Mutual Fund Double Whammy
By Pinyo • Oct 24th, 2007 • Category: Investing, TaxesI just got hammered by a mutual fund double whammy. Since I bought my SSgA Tuckerman Active REIT (SSREX), it lost nearly 6%, then the fund distributed $2.9418 per share last Friday. The end result? The fund is now down almost 20% and I will have to pay capital gains tax on the distribution! Overall, I should have been more careful about having mutual funds in my non-tax sheltered account.

Photo from Wikipedia
What is a mutual fund double whammy?
A mutual fund double whammy occurs when:
- The investor is losing money, because the mutual fund price dropped below the original purchase price (this is the first whammy).

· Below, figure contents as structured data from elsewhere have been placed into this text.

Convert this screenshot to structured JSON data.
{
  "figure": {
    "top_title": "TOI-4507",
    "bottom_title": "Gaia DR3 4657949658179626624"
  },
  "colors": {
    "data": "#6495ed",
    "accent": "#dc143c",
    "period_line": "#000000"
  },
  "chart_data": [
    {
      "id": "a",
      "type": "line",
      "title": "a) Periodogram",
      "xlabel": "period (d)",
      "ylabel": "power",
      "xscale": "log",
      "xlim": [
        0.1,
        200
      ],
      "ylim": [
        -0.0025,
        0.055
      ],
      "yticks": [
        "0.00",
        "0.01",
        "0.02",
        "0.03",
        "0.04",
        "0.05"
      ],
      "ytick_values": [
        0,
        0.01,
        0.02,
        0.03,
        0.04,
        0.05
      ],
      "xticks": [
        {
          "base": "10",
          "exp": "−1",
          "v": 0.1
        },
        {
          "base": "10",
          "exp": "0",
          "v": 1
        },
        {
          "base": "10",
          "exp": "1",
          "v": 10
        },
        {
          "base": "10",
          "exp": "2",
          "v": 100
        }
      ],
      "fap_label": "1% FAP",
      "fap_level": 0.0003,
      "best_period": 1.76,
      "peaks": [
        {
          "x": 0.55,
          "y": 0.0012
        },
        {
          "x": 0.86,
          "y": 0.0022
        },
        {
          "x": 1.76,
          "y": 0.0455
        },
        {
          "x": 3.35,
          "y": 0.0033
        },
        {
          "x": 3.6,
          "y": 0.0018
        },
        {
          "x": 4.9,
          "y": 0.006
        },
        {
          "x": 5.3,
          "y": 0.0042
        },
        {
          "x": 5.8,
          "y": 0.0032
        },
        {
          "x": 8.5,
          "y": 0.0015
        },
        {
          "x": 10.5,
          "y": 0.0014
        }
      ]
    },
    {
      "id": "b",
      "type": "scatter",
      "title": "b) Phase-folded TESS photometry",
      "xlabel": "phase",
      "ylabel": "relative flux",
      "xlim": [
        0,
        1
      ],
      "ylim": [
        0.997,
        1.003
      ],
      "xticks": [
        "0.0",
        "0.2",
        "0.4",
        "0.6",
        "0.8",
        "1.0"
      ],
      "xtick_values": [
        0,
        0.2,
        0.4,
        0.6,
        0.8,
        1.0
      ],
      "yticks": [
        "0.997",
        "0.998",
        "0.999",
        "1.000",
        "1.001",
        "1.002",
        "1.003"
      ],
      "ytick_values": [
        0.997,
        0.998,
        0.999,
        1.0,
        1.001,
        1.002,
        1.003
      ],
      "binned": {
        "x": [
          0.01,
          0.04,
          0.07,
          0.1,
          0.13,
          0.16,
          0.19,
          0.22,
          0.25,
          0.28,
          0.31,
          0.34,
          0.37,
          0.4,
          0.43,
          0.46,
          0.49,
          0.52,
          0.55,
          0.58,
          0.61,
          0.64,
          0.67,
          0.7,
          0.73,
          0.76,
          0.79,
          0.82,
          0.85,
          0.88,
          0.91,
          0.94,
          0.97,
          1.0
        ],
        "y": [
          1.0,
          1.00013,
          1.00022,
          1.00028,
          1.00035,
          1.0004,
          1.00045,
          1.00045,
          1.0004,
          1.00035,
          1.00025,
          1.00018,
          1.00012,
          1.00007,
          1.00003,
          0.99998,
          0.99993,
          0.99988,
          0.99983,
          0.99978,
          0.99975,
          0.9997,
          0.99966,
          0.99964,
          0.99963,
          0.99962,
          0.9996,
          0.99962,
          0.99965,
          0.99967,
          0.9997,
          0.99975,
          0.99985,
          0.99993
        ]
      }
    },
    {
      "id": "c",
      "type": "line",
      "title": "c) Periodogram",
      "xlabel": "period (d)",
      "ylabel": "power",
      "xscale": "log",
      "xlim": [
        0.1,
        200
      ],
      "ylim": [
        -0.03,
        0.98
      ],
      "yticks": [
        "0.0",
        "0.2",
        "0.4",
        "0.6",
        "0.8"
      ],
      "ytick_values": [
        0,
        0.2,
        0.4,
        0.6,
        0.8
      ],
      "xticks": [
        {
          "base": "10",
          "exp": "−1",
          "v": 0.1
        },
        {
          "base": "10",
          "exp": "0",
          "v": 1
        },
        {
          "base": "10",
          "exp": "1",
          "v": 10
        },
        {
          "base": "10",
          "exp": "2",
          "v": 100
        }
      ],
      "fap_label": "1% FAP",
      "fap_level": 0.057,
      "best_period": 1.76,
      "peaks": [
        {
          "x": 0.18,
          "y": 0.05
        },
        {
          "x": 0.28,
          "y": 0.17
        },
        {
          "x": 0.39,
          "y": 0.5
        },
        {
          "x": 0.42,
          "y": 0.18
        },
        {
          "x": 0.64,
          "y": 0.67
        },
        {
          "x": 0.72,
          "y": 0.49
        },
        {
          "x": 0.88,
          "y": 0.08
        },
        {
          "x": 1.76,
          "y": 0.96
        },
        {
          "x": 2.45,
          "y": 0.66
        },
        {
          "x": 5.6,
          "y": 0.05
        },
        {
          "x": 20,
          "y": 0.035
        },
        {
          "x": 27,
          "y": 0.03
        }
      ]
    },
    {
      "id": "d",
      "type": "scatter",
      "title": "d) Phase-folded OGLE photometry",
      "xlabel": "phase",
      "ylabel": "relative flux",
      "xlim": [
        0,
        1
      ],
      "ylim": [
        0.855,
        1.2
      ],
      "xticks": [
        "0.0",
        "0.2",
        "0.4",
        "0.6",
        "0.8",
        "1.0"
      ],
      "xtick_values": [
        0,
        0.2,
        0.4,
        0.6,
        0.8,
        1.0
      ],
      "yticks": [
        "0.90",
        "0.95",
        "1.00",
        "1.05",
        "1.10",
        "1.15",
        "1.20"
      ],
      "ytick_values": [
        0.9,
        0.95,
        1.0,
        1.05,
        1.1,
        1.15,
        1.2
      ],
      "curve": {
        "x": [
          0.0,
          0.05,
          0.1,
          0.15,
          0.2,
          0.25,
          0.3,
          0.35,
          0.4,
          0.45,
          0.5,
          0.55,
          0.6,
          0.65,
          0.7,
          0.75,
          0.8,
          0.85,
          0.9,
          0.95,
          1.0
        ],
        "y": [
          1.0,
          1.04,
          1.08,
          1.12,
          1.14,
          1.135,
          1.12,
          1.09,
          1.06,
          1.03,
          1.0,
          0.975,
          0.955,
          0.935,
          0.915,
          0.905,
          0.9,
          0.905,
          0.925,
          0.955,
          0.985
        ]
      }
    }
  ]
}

- The mutual fund then distributes its capital gains, and the investor has to pay capital gains tax on the distribution (this is the double whammy).
What am I doing about it?
- I decided to cut my losses early and sold SSREX.
- I used the money to buy Vanguard REIT Index ETF (VNQ) and Vanguard Pacific Stock ETF (VPL)
These changes helped me accomplishes several things:
- Capture the 20% loss from SSREX, which I can use as a tax write off against other capital gains, including the distribution.
- Reduce my real estate exposure from 15% to 8.5%, which I think is more reasonable.
- Increase my international equity exposure from 18% to 26%, specifically adding exposure to the Japan and other emerging Asian markets.
- Reduce my overall portfolio expense ratio from 0.73% to 0.66% (expenses can kill long-term portfolio performance).
Overall, I didn’t think the loss was a big deal, and believe that the changes will make my portfolio more tax-efficient and diversified.
You can track this particular portfolio at my Covestor page.
Carnivals:
- This article was featured in the Festival of Stocks hosted by Financial Alchemist. For more information please visit the Festival of Stocks.











Yikes…that is a scary drop on the chart…ahem..my recommendation..
Asia funds, Asia fund, Asia funds
-Raymond
With all due respect to Raymond, diversify, diversify. Asia funds make up about 15% of my portfolio, but I wouldn’t expose myself heavily to them any more than I would heavily expose myself to the US equity market. Diversification and low fees are the best ways to minimize risk and maximize long-term returns. Dump anything with high fees - I did it a few years ago. Painful in the short term but worth it now.
Great moves - I’d argue that you had a triple whammy if you include the higher expenses of the mutual fund which will end up being the biggest cost over time.
Excellent site.
Mike
@Raymond - I found that many international funds invest very little in Japan and Asian markets. Based on another comment, I chose an Asian fund specifically this time.
@Brip Blap - I agree. I try to limit my investment to no more than 20% in any particular thing. I still have room for improvement though.
@FourPillars - I sounds like a good plan, I hope it does work out. Anyway, reducing cost should work out better regardless. Now I wish I have the courage to get out of my old mutual funds; I am afraid of capital gains though.
Good choice Pinyo, the sign of a good investor is knowing when to cut and run so that you can reinvest elsewhere.